Taylor Swift Era: Reputation
Alternate programming: Anatomy of a Fall
In the Reputation era, Swift was a woman defending herself against vicious rumors. This Palme d’Or–winning 2023 film from director Justine Triet is about a novelist, Sandra (Sandra Hüller), who is accused of murdering her husband after he falls from their chalet in the French Alps and dies. Sandra, like Taylor, is a writer who dabbles in autofiction, and her own prose is used against her during the trial. The film is also just simply a brilliant, tricky depiction of a woman whose personal life is dissected in the public eye. Sound familiar?
Taylor Swift Era: Lover
Alternate programming: Dicks: The Musical
Remember how Taylor Swift leaned into her LGBTQ+ ally status during the Lover era with the quasi-campy video for “You Need to Calm Down”? Why not seek out one of the most gloriously wild pieces of queer art currently playing in theaters? It’s Dicks: The Musical, and it features Bowen Yang—who once gave her awards for being Taylor Swift and Tayla Swiff—playing God. It also has sewer boys and twincest.

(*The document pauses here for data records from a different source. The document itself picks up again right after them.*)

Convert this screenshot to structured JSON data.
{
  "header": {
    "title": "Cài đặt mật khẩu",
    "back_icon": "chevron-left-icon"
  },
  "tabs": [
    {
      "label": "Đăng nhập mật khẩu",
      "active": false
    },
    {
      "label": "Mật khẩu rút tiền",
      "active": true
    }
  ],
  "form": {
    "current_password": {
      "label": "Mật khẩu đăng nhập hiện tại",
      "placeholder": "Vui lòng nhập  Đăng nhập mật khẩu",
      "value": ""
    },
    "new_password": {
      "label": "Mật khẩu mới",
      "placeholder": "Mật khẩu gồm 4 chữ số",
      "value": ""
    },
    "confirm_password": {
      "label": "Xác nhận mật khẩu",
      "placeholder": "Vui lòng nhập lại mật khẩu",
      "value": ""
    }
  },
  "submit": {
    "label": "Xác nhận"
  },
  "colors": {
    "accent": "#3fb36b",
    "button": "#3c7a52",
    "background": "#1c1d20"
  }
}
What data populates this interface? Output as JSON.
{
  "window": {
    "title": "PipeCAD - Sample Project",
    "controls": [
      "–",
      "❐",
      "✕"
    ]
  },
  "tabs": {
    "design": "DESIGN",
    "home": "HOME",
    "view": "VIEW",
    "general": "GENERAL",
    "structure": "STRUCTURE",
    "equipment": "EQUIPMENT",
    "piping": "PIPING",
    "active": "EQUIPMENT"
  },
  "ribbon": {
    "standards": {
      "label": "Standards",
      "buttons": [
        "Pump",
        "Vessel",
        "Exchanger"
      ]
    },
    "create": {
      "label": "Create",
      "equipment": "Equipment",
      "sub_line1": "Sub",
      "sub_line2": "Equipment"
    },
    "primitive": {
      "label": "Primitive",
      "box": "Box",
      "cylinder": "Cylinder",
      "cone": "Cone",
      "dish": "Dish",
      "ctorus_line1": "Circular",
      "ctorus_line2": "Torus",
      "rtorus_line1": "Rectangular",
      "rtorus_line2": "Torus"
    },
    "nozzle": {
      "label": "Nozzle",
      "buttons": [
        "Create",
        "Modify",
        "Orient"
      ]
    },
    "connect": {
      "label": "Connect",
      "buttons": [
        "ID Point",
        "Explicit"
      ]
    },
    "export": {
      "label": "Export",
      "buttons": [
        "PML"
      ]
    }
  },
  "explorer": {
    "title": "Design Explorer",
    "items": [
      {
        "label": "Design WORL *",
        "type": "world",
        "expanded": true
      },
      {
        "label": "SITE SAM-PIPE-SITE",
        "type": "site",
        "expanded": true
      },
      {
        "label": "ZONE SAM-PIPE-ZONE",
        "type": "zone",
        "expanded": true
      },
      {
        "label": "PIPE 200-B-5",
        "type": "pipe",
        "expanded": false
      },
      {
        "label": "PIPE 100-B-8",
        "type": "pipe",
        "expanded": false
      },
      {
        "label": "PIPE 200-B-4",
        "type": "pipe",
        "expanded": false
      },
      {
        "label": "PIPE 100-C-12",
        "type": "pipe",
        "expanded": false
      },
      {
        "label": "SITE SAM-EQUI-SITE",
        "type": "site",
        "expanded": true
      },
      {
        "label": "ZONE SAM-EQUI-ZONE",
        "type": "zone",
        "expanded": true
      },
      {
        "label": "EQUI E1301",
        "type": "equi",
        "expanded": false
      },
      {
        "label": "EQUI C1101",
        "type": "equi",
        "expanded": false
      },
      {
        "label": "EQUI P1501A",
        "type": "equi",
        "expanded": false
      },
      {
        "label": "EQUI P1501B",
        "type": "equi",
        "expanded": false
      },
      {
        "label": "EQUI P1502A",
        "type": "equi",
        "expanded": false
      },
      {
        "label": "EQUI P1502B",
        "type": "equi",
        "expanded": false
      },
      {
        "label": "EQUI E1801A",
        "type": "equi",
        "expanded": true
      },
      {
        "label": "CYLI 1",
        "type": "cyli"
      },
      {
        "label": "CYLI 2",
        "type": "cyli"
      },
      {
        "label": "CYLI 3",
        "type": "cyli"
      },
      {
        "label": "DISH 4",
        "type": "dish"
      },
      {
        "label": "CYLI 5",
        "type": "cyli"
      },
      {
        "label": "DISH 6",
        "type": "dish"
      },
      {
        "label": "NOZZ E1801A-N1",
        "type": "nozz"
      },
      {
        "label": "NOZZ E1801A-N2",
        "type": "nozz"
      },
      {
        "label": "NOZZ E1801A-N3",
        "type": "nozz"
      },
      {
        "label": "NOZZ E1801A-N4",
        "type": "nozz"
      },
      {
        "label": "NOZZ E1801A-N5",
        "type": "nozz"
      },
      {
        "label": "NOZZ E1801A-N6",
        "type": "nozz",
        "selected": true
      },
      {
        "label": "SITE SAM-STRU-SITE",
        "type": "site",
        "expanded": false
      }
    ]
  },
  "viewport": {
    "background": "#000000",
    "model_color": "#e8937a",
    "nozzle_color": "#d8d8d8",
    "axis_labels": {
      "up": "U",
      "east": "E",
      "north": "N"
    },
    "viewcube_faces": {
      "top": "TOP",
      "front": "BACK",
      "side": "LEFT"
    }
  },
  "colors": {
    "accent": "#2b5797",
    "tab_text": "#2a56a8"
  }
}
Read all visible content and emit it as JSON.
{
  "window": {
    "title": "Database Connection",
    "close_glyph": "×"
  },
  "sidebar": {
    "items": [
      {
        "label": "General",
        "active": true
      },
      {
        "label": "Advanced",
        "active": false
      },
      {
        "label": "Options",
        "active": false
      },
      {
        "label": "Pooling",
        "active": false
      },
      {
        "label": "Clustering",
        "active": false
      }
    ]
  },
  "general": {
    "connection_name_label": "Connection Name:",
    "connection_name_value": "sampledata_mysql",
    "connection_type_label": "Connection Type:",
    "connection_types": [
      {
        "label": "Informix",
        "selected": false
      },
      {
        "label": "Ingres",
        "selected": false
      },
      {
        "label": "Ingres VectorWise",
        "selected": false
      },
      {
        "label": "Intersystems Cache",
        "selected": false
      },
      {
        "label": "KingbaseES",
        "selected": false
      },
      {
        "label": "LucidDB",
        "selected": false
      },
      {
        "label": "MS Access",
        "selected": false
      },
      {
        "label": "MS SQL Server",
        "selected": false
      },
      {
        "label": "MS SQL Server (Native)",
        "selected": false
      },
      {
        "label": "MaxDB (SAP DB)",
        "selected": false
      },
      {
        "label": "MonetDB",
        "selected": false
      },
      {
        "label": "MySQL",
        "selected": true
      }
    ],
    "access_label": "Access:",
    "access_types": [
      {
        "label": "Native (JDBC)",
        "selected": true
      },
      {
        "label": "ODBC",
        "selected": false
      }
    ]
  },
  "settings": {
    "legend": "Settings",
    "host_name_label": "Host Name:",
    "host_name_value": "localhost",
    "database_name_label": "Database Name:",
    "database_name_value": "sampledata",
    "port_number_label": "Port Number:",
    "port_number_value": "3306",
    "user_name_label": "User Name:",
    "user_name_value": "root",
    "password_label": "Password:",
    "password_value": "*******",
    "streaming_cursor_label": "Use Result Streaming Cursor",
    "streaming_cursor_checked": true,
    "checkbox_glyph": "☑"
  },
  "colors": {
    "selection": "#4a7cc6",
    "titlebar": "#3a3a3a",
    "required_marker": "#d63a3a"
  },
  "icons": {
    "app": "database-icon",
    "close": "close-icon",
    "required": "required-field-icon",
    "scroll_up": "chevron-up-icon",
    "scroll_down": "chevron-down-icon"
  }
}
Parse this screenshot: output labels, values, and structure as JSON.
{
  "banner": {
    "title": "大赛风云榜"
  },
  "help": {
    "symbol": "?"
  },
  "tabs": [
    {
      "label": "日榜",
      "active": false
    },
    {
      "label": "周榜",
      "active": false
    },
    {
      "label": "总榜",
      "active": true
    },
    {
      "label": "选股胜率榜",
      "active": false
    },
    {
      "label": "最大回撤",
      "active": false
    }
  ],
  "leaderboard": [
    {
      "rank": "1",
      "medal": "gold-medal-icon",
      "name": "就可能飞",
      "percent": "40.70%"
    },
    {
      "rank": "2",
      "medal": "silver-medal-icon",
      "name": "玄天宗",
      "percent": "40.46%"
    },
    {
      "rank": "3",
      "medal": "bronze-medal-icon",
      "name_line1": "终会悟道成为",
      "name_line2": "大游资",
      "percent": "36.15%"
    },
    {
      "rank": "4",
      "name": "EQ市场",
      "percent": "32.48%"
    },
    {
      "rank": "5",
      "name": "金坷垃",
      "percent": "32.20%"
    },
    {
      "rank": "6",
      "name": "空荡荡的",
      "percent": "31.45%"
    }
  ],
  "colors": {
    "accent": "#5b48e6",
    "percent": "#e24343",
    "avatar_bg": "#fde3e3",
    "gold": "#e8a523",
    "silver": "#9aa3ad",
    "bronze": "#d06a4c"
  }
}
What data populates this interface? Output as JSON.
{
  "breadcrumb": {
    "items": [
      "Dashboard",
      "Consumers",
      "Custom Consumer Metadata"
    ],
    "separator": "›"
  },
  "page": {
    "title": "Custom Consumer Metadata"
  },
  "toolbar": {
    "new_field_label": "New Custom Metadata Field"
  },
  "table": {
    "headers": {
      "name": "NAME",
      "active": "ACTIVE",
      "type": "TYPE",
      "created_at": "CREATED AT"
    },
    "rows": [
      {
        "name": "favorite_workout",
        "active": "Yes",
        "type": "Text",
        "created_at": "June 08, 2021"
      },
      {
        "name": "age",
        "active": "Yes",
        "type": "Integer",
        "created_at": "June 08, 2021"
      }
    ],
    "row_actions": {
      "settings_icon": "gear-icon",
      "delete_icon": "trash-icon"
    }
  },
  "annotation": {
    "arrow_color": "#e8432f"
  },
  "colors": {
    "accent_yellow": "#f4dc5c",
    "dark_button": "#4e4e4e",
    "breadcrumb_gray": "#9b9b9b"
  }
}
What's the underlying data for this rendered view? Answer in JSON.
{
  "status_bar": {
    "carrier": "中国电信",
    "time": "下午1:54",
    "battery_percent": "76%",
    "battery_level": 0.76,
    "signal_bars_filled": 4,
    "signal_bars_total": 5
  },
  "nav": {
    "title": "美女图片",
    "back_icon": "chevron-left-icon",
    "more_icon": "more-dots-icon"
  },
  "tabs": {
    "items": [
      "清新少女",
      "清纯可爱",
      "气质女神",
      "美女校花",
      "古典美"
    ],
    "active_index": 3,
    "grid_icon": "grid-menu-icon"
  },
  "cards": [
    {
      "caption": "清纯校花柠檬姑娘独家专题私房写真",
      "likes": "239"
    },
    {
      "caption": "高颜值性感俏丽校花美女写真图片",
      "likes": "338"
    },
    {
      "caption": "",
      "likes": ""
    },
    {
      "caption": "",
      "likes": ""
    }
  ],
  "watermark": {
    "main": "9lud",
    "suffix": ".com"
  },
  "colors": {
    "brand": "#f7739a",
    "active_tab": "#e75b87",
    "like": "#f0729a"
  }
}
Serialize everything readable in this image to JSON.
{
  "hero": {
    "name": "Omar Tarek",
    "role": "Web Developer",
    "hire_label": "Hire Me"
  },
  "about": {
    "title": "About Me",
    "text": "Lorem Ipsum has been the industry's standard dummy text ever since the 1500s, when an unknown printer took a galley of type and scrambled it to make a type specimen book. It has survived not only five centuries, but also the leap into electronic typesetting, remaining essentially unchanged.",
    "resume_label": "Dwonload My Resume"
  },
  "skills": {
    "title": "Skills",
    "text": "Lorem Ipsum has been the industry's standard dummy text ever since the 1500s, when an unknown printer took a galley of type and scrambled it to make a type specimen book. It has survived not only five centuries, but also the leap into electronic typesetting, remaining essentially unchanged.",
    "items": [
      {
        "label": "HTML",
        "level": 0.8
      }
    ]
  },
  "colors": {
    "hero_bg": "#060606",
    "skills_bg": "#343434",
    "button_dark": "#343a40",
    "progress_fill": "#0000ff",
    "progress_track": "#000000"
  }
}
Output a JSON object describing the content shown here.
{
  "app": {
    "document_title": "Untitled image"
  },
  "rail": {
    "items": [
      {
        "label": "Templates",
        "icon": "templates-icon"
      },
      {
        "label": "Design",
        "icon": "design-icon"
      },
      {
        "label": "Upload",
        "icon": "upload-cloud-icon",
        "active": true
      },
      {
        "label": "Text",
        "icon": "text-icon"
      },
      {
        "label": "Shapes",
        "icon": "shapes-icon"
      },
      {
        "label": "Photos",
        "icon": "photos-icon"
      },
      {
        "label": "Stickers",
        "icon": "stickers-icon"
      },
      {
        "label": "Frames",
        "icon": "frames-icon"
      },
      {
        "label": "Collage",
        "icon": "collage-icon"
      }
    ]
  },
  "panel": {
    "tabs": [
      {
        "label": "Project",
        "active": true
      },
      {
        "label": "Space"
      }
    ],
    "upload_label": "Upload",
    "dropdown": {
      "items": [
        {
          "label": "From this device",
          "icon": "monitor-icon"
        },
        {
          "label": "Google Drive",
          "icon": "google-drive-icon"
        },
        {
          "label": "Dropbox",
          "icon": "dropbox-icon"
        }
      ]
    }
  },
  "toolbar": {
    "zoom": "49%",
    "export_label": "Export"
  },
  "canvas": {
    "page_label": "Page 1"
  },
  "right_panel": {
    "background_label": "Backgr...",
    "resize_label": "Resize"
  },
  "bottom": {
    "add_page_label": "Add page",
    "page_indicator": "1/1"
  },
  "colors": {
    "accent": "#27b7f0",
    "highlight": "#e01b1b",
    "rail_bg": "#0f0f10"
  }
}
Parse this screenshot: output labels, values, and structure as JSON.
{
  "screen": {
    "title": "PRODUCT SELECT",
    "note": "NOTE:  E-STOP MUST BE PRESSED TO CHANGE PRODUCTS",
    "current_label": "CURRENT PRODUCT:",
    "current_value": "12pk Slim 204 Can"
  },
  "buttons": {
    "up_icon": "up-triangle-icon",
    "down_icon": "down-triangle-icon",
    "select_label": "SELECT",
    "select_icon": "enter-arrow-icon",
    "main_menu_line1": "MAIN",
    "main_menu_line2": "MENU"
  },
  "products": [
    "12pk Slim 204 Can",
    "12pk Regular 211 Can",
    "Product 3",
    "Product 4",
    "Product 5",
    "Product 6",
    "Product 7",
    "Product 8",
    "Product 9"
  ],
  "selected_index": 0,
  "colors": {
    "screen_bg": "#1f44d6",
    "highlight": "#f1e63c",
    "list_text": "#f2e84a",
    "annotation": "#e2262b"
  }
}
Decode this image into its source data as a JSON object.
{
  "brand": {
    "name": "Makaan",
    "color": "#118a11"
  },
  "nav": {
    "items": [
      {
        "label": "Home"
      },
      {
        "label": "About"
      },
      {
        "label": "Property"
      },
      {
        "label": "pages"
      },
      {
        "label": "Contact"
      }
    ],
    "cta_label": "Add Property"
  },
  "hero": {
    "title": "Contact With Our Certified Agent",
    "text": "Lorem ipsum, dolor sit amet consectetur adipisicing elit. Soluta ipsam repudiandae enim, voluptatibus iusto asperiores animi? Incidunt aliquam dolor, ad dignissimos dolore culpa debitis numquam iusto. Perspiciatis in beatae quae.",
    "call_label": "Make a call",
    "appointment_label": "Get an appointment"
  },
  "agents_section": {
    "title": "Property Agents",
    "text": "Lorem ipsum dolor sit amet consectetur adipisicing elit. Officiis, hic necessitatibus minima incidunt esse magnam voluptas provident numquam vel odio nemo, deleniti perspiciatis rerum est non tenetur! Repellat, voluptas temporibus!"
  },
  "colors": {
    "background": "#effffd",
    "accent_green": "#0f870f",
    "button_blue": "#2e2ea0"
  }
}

Taylor Swift Era: Folklore/Evermore.
Alternate programming: She Came to Me
This film from writer-director Rebecca Miller is an odd little gem. It stars Peter Dinklage as Steven, an opera composer who meets a tugboat captain with a love addiction, played by Marisa Tomei. Their brief tryst helps unlock Steven’s next work, but it also throws him into a different crisis, augmented by the fact that his therapist wife (Anne Hathaway) is considering becoming a nun. So what’s the Folklore/Evermore connection here, other than the fact that a tugboat seems somehow very in keeping with those albums? Well, She Came to Me is scored by Bryce Dessner of The National, who helped orchestrate Folklore and coproduced Evermore along with Aaron Dessner, his brother and bandmate.